My sister had ordered a Nexus 4 8GB from the USA Google Play store and had it sent to her Youshop address. She declared it at a value of $299 USD (I remember reading on here somewhere that a Youshop representative said you only declare the value of the parcel, not including the domestic shipping used to get the parcel to Youshop).
So her package arrives in New Zealand but gets stopped by customs with details on her package being declared at $358 USD (??) and shipping at $20.66 USD (??) with a total value of $437 NZD. It seems they had converted the value twice, seeing as $299 USD -> NZD = $358~. They also stated the Youshop shipping fee in USD. This results in a tax of $108~.

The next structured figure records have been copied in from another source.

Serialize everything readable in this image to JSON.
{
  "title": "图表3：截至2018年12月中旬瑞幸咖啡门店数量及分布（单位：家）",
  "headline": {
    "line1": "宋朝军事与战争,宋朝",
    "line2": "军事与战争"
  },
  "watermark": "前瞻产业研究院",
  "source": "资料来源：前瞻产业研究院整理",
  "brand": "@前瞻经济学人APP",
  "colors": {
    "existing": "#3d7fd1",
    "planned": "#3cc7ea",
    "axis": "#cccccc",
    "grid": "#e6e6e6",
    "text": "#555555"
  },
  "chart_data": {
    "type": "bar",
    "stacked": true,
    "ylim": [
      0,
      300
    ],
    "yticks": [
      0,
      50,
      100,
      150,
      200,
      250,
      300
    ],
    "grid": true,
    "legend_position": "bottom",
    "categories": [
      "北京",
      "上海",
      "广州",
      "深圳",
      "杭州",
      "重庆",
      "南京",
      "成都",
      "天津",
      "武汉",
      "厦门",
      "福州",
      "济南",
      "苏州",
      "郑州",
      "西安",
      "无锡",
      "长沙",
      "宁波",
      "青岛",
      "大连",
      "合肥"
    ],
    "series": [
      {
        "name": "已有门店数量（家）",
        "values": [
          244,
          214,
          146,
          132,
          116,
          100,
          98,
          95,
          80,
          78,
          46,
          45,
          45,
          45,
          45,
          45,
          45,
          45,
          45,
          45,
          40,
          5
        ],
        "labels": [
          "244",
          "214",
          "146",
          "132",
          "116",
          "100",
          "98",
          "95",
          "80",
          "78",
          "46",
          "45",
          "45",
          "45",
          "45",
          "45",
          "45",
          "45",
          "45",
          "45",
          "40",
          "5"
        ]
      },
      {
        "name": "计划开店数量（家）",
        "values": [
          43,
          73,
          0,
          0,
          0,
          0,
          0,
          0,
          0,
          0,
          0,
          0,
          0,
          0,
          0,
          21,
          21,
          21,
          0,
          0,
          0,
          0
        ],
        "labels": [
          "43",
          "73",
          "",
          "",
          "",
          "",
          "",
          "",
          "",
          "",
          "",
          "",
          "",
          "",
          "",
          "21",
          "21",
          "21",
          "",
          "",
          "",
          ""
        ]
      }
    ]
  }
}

My sister then goes into a customs office with proof of purchase etc to try and sort out this issue. She was told that because she was charged $387.55 (Phone + domestic shipping) on her bank statement, they have to use that value when taking into consideration of tax (even though she had the Google Play receipt which clearly states the phone was only $299 USD) and thus, $387.55 + $20.66 = $408.21 meaning she still gets taxed.
Part of that $387.55 on her bank statement was a $9.46 currency conversion fee (says incl. Currency conversion fee of $9.46 as a transaction comment) and I'm pretty sure that already gets taxed with the bank. Are customs even allowed to charge tax on that fee? Doing so would result in that being taxed twice. If they're not, the total cost would be $378.09 + 20.66 = $398.75 meaning no tax.
They kept telling her that "because $387.55 appears on your bank statement, that is the value we have to use!" and made her pay anyway.
Also, are customs allowed to charge tax on domestic USA shipping services to get the parcel to Youshop? Their reasoning was "If you didn't pay for that shipping, you wouldn't have been able to get it into NZ anyway".
Anyone able to offer any advice on what to do? Seeing as she already paid, the best outcome would be a refund.